It’s a timeline to fame that’s impressive by any standard, all the more so because we’re dealing with two people who put yeasty things into ovens. In four years, Matt Lewis and Renato Poliafito went from opening a bakery—Baked—in an out-of-the-way neighborhood in Brooklyn, N.Y. to O Magazine , which featured their heartbreaking brownie as the food porn centerfold, to a second store in Charleston, S.C., and then full-fledged stardom: Martha Stewart, the Today Show, People Magazine. Google even asked them to speak at their corporate offices.
So what made the pair’s image rise along with their cakes? They don't get reminiscey about learning to bake at their grandmother's knees (in fact, they are anti-nostalgic: no Madeline pans on the walls or paper doilies on cake stands for them). And they are also not looking to ride the tails of the cupcake fad. Rather, they speak of Baked as a "dessert lab." For example, Matt learned to make a better Tollhouse pie by adding whiskey, an idea he picked up from his functional alcoholic neighbor in Alabama who apparently added whisky to everything, and over time it became a recipe good enough to earn a place on the Baked menu, and in their cookbook (smartly called Baked).
They speak respectfully of molecular gastronomy, but clearly think it's a load of crap. They have their own four basic food groups: Chocolate, peanut butter, caramel and liquor. They also have a small obsession with malt, and use four kinds at the bakery. Some of which are from an actual brewery.
Hungry Beast caught up with the popular pair.
Clearly on occasion you have to break away from your four basic food groups and eat something else. What are your go-to ingredients or foods?
Matt: Red wine. Pasta (boxed and fresh variety). Malted Milk Balls. Garlic. Olive Oil. But my favorite ingredient is chocolate. I am still kind of blown away when the odd person will tell me they don't like chocolate. Huh?
Renato: I'm about the olive oil, too. Also apple juice, chicken breasts, rice, pasta (and a harvest of herbs and spices). And I do sometimes eat Entenmanns’s pastries, which I know is surprising.
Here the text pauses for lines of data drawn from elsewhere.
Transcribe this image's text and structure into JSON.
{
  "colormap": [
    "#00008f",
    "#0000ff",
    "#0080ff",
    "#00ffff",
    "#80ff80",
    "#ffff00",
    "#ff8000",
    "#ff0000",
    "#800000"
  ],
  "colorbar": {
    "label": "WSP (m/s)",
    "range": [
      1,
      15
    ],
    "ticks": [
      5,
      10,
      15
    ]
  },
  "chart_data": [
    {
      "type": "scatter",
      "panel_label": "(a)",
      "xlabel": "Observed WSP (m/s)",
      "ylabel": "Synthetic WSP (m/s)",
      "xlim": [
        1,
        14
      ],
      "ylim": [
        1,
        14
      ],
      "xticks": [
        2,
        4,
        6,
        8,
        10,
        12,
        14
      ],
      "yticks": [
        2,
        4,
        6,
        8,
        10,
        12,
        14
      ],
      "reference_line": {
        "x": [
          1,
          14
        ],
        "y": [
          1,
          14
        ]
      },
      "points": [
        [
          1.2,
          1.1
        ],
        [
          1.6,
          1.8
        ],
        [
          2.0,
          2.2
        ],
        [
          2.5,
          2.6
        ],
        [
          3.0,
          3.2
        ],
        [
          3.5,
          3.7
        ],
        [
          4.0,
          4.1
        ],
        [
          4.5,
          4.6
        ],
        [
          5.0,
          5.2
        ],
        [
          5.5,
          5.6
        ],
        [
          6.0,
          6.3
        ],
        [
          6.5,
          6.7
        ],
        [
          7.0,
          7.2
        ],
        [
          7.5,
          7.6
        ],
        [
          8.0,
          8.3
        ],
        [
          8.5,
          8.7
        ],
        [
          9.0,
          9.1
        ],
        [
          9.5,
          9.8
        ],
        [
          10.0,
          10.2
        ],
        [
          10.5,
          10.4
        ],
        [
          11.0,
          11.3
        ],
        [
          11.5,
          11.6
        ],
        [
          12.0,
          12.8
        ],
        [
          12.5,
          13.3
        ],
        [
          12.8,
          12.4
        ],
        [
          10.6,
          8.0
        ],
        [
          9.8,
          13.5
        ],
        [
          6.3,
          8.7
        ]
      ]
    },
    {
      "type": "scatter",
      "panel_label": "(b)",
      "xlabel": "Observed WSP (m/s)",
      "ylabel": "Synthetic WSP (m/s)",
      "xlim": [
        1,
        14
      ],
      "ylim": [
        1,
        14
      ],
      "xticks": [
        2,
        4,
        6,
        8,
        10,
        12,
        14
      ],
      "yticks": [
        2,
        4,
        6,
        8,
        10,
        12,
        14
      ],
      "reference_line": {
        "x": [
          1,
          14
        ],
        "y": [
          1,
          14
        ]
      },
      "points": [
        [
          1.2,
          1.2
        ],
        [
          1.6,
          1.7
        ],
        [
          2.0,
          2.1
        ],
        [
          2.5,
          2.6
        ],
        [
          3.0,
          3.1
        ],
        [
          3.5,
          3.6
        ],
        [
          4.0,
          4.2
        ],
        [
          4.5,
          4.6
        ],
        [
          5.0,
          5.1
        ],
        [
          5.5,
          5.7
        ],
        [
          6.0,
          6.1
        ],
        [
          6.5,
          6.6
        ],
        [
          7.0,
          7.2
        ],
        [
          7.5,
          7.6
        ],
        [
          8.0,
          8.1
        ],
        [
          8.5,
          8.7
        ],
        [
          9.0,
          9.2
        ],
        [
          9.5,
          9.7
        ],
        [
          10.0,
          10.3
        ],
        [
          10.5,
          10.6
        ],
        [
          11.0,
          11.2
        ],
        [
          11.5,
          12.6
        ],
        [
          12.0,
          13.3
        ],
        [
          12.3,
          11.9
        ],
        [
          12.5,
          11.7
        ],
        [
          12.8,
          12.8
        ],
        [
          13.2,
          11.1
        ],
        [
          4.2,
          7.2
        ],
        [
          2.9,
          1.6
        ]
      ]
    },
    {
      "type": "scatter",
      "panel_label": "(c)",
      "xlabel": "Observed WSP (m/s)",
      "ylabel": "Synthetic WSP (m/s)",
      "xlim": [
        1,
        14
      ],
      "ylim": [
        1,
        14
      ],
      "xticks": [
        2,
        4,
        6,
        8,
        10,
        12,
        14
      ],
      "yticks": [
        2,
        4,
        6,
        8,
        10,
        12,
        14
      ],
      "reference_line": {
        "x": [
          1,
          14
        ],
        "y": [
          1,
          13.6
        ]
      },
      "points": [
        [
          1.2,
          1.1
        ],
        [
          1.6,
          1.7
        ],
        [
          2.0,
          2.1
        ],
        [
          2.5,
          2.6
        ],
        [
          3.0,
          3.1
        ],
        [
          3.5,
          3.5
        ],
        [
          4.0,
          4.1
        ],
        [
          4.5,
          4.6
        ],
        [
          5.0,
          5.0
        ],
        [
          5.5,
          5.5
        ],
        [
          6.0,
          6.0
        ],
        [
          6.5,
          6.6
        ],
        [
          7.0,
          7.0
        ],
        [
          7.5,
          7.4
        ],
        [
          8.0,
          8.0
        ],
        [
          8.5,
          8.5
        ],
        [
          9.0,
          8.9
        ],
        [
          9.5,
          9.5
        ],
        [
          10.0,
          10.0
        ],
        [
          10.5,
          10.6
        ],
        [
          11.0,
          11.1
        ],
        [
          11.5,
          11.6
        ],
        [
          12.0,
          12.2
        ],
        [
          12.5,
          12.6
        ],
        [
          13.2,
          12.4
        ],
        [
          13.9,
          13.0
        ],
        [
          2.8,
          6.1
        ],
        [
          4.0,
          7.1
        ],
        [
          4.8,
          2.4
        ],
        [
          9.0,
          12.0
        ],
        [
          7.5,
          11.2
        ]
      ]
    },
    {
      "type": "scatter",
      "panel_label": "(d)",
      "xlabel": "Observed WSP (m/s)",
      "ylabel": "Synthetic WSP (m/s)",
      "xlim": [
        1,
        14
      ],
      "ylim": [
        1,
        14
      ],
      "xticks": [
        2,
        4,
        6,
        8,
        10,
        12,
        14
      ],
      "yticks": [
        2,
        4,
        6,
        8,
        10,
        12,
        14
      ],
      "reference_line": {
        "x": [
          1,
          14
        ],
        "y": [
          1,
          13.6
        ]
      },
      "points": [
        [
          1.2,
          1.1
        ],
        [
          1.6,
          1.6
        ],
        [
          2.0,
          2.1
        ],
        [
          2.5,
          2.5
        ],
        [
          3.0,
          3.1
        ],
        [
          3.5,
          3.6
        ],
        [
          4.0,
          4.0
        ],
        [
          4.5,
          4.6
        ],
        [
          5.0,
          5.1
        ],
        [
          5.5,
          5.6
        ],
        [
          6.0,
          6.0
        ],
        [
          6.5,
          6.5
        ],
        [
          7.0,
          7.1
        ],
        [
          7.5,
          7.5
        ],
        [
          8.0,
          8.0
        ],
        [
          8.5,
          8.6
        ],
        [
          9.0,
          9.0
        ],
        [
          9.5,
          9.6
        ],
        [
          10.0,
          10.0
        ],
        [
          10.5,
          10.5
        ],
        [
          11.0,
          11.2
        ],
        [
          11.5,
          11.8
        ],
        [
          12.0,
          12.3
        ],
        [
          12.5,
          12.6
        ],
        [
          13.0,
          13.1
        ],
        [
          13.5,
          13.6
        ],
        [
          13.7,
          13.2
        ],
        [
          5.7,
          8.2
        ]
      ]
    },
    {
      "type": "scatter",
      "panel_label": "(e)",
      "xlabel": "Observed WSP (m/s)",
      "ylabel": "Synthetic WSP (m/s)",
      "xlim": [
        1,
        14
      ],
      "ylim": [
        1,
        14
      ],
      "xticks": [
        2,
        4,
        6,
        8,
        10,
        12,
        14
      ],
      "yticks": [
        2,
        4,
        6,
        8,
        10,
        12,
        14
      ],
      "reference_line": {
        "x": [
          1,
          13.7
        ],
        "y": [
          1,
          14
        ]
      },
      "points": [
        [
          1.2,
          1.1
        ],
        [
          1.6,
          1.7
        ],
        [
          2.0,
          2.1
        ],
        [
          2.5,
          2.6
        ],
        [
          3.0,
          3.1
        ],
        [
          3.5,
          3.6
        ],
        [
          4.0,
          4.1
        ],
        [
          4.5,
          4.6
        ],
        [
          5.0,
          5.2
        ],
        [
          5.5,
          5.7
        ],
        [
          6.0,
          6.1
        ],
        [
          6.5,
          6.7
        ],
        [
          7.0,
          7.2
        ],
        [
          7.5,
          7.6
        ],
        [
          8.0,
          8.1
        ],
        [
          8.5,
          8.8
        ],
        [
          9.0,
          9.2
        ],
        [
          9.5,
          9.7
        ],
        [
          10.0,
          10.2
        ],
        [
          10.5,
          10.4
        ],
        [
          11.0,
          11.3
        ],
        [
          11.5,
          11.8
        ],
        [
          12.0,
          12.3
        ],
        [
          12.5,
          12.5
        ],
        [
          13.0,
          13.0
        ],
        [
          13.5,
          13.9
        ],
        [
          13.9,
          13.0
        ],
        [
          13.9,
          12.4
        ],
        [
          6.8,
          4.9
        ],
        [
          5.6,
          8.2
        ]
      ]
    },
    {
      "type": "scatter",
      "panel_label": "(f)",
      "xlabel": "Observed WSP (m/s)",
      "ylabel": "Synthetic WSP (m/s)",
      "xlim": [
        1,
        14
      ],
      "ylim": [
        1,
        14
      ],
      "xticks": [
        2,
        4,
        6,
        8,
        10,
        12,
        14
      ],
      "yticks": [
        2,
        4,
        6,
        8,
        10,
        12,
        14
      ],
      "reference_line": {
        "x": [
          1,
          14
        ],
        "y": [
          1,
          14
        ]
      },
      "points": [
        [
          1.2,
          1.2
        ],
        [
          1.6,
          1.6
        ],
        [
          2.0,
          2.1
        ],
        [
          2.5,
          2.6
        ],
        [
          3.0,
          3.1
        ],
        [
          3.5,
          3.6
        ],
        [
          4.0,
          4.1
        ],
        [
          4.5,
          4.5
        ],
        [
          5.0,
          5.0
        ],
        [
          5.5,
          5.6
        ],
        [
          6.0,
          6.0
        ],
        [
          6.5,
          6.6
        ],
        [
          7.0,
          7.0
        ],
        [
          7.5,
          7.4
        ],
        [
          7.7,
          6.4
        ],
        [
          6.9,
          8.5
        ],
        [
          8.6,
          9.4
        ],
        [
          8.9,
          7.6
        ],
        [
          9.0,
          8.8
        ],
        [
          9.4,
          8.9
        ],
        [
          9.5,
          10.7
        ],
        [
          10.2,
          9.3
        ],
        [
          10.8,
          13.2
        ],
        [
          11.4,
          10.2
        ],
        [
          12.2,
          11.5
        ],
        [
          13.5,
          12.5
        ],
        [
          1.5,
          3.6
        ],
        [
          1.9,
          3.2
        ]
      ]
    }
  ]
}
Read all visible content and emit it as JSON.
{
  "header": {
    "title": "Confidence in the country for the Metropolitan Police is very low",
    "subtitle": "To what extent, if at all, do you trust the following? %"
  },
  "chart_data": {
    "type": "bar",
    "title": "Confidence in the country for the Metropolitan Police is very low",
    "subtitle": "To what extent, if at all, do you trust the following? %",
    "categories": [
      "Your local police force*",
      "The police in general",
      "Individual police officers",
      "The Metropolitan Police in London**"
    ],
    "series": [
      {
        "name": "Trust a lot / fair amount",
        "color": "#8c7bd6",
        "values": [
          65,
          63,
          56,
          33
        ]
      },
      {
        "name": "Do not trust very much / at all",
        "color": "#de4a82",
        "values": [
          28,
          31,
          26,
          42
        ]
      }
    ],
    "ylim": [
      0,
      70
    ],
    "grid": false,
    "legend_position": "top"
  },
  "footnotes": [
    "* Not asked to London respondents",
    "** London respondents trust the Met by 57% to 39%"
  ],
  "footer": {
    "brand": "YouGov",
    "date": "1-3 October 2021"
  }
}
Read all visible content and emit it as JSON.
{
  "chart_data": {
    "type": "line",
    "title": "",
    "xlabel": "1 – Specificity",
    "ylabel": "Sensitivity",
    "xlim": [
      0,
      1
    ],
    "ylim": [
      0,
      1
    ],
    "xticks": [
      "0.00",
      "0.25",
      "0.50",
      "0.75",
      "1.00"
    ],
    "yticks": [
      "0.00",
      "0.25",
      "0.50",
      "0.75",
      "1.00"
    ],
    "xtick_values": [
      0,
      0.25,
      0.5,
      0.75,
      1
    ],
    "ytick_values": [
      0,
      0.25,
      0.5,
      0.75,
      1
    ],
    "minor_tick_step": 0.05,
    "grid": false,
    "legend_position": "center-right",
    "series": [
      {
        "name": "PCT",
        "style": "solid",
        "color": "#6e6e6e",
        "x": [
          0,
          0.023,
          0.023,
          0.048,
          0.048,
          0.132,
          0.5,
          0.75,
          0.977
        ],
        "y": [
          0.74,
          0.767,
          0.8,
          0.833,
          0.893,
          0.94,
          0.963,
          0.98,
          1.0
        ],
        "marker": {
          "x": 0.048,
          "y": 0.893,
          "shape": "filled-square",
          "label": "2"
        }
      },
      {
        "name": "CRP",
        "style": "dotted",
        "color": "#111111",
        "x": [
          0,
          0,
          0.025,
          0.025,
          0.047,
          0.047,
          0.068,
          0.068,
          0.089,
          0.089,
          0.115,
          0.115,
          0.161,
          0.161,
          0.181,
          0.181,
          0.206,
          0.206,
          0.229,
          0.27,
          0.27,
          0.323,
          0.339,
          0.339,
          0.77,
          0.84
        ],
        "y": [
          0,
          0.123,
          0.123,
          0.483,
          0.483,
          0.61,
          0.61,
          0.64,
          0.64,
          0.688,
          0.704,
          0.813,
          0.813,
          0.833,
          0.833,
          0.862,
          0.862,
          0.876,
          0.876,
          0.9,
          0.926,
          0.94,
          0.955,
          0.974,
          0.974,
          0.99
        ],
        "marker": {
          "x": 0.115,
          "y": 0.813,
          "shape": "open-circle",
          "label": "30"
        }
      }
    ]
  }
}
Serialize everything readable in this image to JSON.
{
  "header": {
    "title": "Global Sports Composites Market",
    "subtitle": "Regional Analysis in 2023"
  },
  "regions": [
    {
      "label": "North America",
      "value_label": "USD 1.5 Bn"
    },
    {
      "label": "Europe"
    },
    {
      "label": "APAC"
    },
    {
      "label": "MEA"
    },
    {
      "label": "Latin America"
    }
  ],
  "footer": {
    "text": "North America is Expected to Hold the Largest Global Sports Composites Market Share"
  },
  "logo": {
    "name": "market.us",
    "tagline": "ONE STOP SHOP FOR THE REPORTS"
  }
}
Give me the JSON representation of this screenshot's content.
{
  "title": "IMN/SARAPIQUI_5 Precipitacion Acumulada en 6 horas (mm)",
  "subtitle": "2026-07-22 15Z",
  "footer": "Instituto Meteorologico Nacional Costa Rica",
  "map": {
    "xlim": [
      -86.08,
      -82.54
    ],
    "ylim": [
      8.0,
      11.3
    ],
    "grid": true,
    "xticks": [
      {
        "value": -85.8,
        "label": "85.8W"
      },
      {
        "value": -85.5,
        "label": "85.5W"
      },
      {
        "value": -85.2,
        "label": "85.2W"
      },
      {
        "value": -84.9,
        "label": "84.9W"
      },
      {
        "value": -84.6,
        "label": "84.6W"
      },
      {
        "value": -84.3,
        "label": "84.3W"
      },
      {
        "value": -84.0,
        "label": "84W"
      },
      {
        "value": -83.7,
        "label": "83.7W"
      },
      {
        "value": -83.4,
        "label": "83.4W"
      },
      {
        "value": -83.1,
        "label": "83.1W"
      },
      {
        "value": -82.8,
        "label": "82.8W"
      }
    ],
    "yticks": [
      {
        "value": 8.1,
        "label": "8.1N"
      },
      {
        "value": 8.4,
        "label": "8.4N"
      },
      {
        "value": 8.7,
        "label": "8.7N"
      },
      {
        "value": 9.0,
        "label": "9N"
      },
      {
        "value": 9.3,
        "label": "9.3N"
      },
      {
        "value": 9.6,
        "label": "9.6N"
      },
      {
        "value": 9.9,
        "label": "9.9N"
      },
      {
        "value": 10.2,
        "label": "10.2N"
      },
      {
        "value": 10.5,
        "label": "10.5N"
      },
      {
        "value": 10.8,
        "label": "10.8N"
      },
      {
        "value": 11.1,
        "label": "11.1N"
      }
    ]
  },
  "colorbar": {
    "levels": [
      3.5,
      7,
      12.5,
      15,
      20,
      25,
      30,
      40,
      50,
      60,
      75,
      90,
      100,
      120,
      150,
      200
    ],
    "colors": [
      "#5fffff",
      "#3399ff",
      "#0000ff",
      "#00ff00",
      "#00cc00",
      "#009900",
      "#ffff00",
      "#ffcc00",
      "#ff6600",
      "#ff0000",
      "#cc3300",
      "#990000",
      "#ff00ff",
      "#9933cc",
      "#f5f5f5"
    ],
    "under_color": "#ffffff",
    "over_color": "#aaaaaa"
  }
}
Entenmanns’s... well, we'll be damned. How do you like your eggs?
Matt: In a cake batter.
Lots of us want to quit our day jobs and go work in a bakery. What would you be doing if you weren’t baking?
Matt: Degenerate beach bum.
Renato: I would either still be designing or living as a recluse in Europe throwing pottery. (Making, not physically throwing it at people- although I can see myself doing that as well)
Wine?
Matt: I am a huge Chateauneuf de Pape fan. The wines generally feel angry and aggressive. I hate boring wine.
Renato: I don’t drink much wine, but on a recent trip to Charleston I came across a Pinot Gris from MacMurray Farms that I totally love. For red, Rot Süss from Lauffen. It’s a blended red wine from Southern Germany. Don’t judge.
We never judge people's drinking habits. This is our favorite question: most embarrassing moment in the kitchen?
Matt: I offered to hold a huge dinner party for a dear friend in my very small apartment. I was in over my head and a guest actually pulled me aside to say "Do you know that there is still a Cornish Hen in the bathtub?" Glad he found it; however, it was too late.
Favorite hard-to-find ingredient?
Renato: Not really an ingredient, but my boyfriend is from Germany, and on my first trip to his hometown, he took me to a local supermarket, and it seems that they rely heavily on Knorr products. They had an entire aisle of seasonings and mix-ins. I came across an enormous variety of dried salad dressings (just add some olive oil and water and mix) that we stockpile in our cupboards and use for our nightly dinner salads.
In your happy place, which musician is playing while you cook?
Matt: Do you think Dolly Parton is as fun in person as she is on TV? If so, Dolly it is. I like Southern influence in a kitchen.